Thursday, 15 December 2011

Electricity

 The first time the topic of electricity was ever raised in public in Trinidad, was on the 8th November 1850. This is recorded in José Bod's "Trinidadiana". A small assembly of refined, bespectacled, bearded and well-dressed men met at the Juteau Hall on upper Duke Street, Port of Spain, to listen to a lecture delivered by Dr. Arthur Jennings Humphrey on the subject of electricity and magnetism. A somewhat esoteric subject for the time! Humphrey would have spoken of Benjamin Franklin, one of the more splendid examples of the Age of Enlightenment, a famous American statesman and scientist. Franklin was the 15th child of a family of 17, born in Boston in 1706, who in 1746 commenced his famous researches in electricity. He brought out fully the distinction between positive and negative electricity, proved that lightning and electricity are identical and suggested that buildings may be protected by lightning conductors.
Humphrey may have told his enthralled audience of the Scottish engineer James Watt. Born in 1736, Watt was the first person to talk about horsepower. The Watt, a unit of power, is named after him. Watt described the steam locomotive in one of his patents and obtained patents for the sun and planet motion, the expansion principle, the double engine, the parallel motion, a smokeless furnace and the governor. James Watt died in 1819.
Another remarkable man of the Age of Enlightenment was the Italian nobleman Count Alessandro Giuseppe Anastasio Volta. Volta was born in Como in 1745. He was a physicist and the inventor of the electric battery. He developed the theory of electric current and discovered the electric decomposition of water, the electrophorus, and electroscope, and made investigations on heat and gases. His name is given to the unit of electrical potential difference, the Volt.

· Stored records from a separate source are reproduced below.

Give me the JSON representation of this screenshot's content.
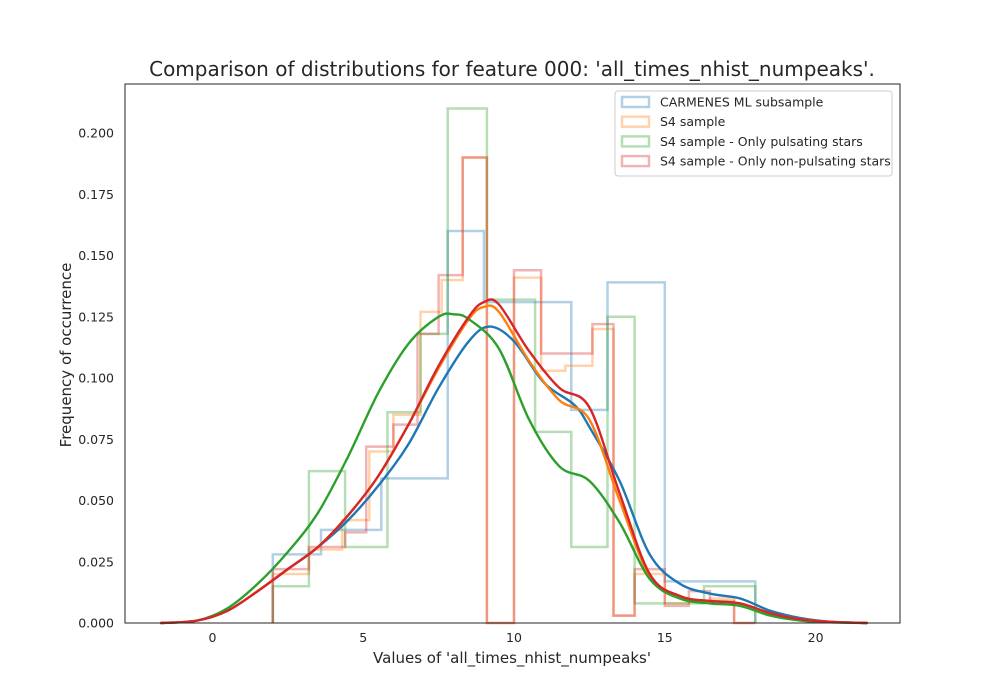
{
  "chart_data": {
    "type": "histogram-kde",
    "title": "Comparison of distributions for feature 000: 'all_times_nhist_numpeaks'.",
    "xlabel": "Values of 'all_times_nhist_numpeaks'",
    "ylabel": "Frequency of occurrence",
    "xlim": [
      -2.9,
      22.8
    ],
    "ylim": [
      0,
      0.22
    ],
    "xticks": [
      0,
      5,
      10,
      15,
      20
    ],
    "xtick_labels": [
      "0",
      "5",
      "10",
      "15",
      "20"
    ],
    "yticks": [
      0,
      0.025,
      0.05,
      0.075,
      0.1,
      0.125,
      0.15,
      0.175,
      0.2
    ],
    "ytick_labels": [
      "0.000",
      "0.025",
      "0.050",
      "0.075",
      "0.100",
      "0.125",
      "0.150",
      "0.175",
      "0.200"
    ],
    "grid": false,
    "legend_position": "top-right",
    "series": [
      {
        "name": "CARMENES ML subsample",
        "color": "#1f77b4",
        "hist": {
          "edges": [
            2,
            3.6,
            5.6,
            7.8,
            9.0,
            11.9,
            13.1,
            15.0,
            18.0
          ],
          "values": [
            0.028,
            0.038,
            0.059,
            0.16,
            0.131,
            0.087,
            0.139,
            0.017,
            0.0
          ]
        },
        "kde": {
          "x": [
            -1.7,
            -0.5,
            0.5,
            1.5,
            2.5,
            3.5,
            4.5,
            5.5,
            6.5,
            7.5,
            8.5,
            9.2,
            10.0,
            11.0,
            12.0,
            12.5,
            13.5,
            14.5,
            15.5,
            16.5,
            17.5,
            18.5,
            19.5,
            20.5,
            21.7
          ],
          "y": [
            0.0,
            0.001,
            0.005,
            0.013,
            0.022,
            0.031,
            0.042,
            0.056,
            0.073,
            0.096,
            0.115,
            0.121,
            0.115,
            0.098,
            0.089,
            0.08,
            0.058,
            0.028,
            0.016,
            0.012,
            0.01,
            0.005,
            0.002,
            0.0005,
            0.0
          ]
        }
      },
      {
        "name": "S4 sample",
        "color": "#ff7f0e",
        "hist": {
          "edges": [
            2,
            3.2,
            4.3,
            5.2,
            6.0,
            6.9,
            7.6,
            8.3,
            9.1,
            10.0,
            10.9,
            11.7,
            12.6,
            13.3,
            14.0,
            15.0,
            15.8,
            16.5,
            17.3,
            18.0
          ],
          "values": [
            0.02,
            0.03,
            0.042,
            0.07,
            0.085,
            0.127,
            0.14,
            0.19,
            0.0,
            0.141,
            0.103,
            0.105,
            0.12,
            0.003,
            0.02,
            0.008,
            0.009,
            0.01,
            0.0
          ]
        },
        "kde": {
          "x": [
            -1.7,
            -0.5,
            0.5,
            1.5,
            2.5,
            3.5,
            4.5,
            5.5,
            6.5,
            7.5,
            8.5,
            9.0,
            9.5,
            10.5,
            11.5,
            12.5,
            13.5,
            14.5,
            15.5,
            16.5,
            17.5,
            18.5,
            19.5,
            20.5,
            21.7
          ],
          "y": [
            0.0,
            0.001,
            0.005,
            0.013,
            0.022,
            0.031,
            0.044,
            0.06,
            0.081,
            0.104,
            0.124,
            0.129,
            0.127,
            0.107,
            0.091,
            0.083,
            0.05,
            0.019,
            0.01,
            0.009,
            0.008,
            0.004,
            0.0015,
            0.0005,
            0.0
          ]
        }
      },
      {
        "name": "S4 sample - Only pulsating stars",
        "color": "#2ca02c",
        "hist": {
          "edges": [
            2,
            3.2,
            4.4,
            5.8,
            6.9,
            7.8,
            8.1,
            9.1,
            10.7,
            11.9,
            13.1,
            14.0,
            15.0,
            16.3,
            18.0
          ],
          "values": [
            0.015,
            0.062,
            0.031,
            0.086,
            0.118,
            0.21,
            0.21,
            0.132,
            0.078,
            0.031,
            0.125,
            0.008,
            0.008,
            0.015,
            0.0
          ]
        },
        "kde": {
          "x": [
            -1.7,
            -0.5,
            0.5,
            1.5,
            2.5,
            3.5,
            4.5,
            5.5,
            6.5,
            7.5,
            8.0,
            8.5,
            9.5,
            10.5,
            11.5,
            12.5,
            13.5,
            14.5,
            15.5,
            16.5,
            17.5,
            18.5,
            19.5,
            20.5,
            21.7
          ],
          "y": [
            0.0,
            0.001,
            0.006,
            0.016,
            0.029,
            0.045,
            0.068,
            0.094,
            0.114,
            0.125,
            0.126,
            0.124,
            0.112,
            0.083,
            0.064,
            0.058,
            0.041,
            0.018,
            0.01,
            0.008,
            0.007,
            0.003,
            0.001,
            0.0003,
            0.0
          ]
        }
      },
      {
        "name": "S4 sample - Only non-pulsating stars",
        "color": "#d62728",
        "hist": {
          "edges": [
            2,
            3.2,
            4.4,
            5.1,
            6.0,
            6.8,
            7.5,
            8.3,
            9.1,
            10.0,
            10.9,
            11.7,
            12.6,
            13.3,
            14.0,
            15.0,
            15.8,
            16.5,
            17.3,
            18.0
          ],
          "values": [
            0.022,
            0.031,
            0.037,
            0.072,
            0.081,
            0.118,
            0.142,
            0.19,
            0.0,
            0.144,
            0.11,
            0.11,
            0.122,
            0.003,
            0.022,
            0.007,
            0.013,
            0.009,
            0.0
          ]
        },
        "kde": {
          "x": [
            -1.7,
            -0.5,
            0.5,
            1.5,
            2.5,
            3.5,
            4.5,
            5.5,
            6.5,
            7.5,
            8.5,
            9.0,
            9.5,
            10.5,
            11.5,
            12.5,
            13.5,
            14.5,
            15.5,
            16.5,
            17.5,
            18.5,
            19.5,
            20.5,
            21.7
          ],
          "y": [
            0.0,
            0.001,
            0.005,
            0.013,
            0.022,
            0.031,
            0.044,
            0.06,
            0.081,
            0.105,
            0.125,
            0.131,
            0.13,
            0.111,
            0.096,
            0.088,
            0.053,
            0.02,
            0.011,
            0.009,
            0.008,
            0.004,
            0.0015,
            0.0005,
            0.0
          ]
        }
      }
    ]
  }
}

Humphrey’s audience contained perhaps many people of French descent. Those would have warmed to the orator’s mention of André Marie Ampère, the French mathematician and physicist, whose name was given to the basic unit of electric current (ampere or amp). Born in Lyon in 1775, he had a distinguished academic career and laid the foundations of the science of electrodynamics through his theoretical and experimental work of the magnetic effects of electric currents.

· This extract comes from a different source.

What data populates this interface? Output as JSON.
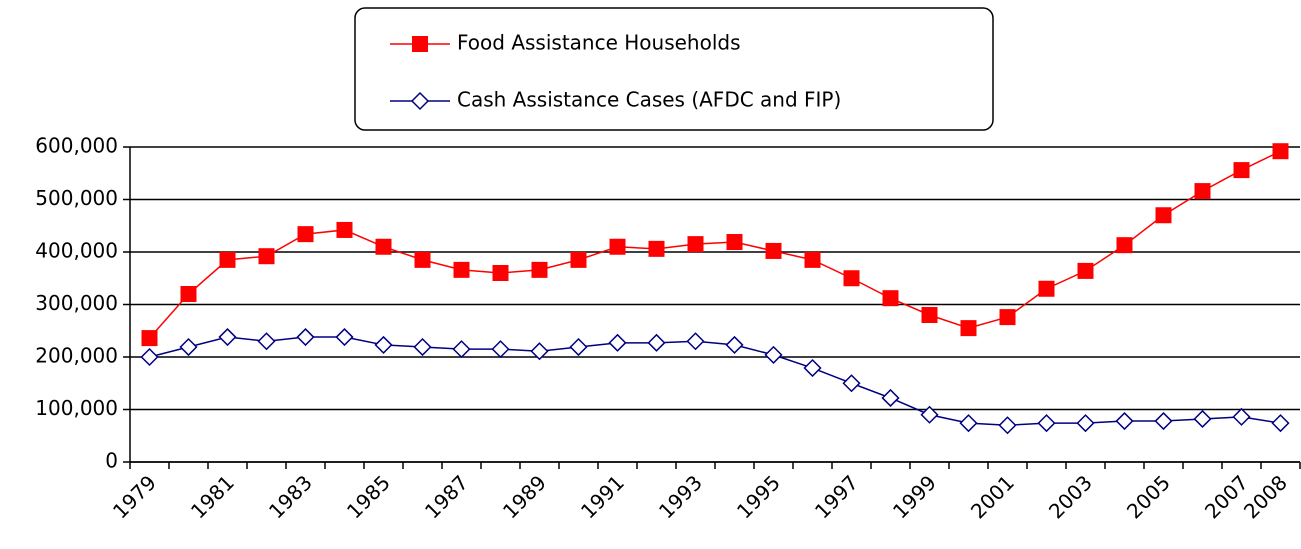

The subject of magnetism, particularly “animal magnetism”, was one that bordered on the occult in that hazy world between science and alchemy. Franz Anton Mesmer, born in 1734 near Konstanz, studied and practiced medicine in Vienna. About 1777, and after dissecting hundreds of innocent frogs, he began to develop the idea that there exists a power which he called animal magnetism. He travelled to France, where in collaboration with another medical doctor by the name of Jean Valleton de Boissière, he perfected his theory. To this day, Mesmerism or to mesmerise means to cast a spell on a person or hypnotise them. Anton Mesmer used magnetised iron rods to heal hundreds of people of a range of ailments. He in fact refused to sell his secret for £20,000!
At this point, Humphrey’s audience hung on to his every word. The great-grandson of that Dr. de Boissière, himself a doctor, and many of his other descendants lived in this island. The ideas expressed by this man of vision were remarkable, even fantastic. There was a sense of the young French novelist Jules Verne and his futuristic writing about Dr. Humphrey. As the evening closed and the oil lamps grew dim in their chimneys, his small audience dispersed. Outside, the huge full moon was rising over the Laventille hills. The little town of Port of Spain was already half asleep, after all, it was close upon 9 o’clock. Did the people of the audience imagine what impact electricity would have on the lives of their children and grand children?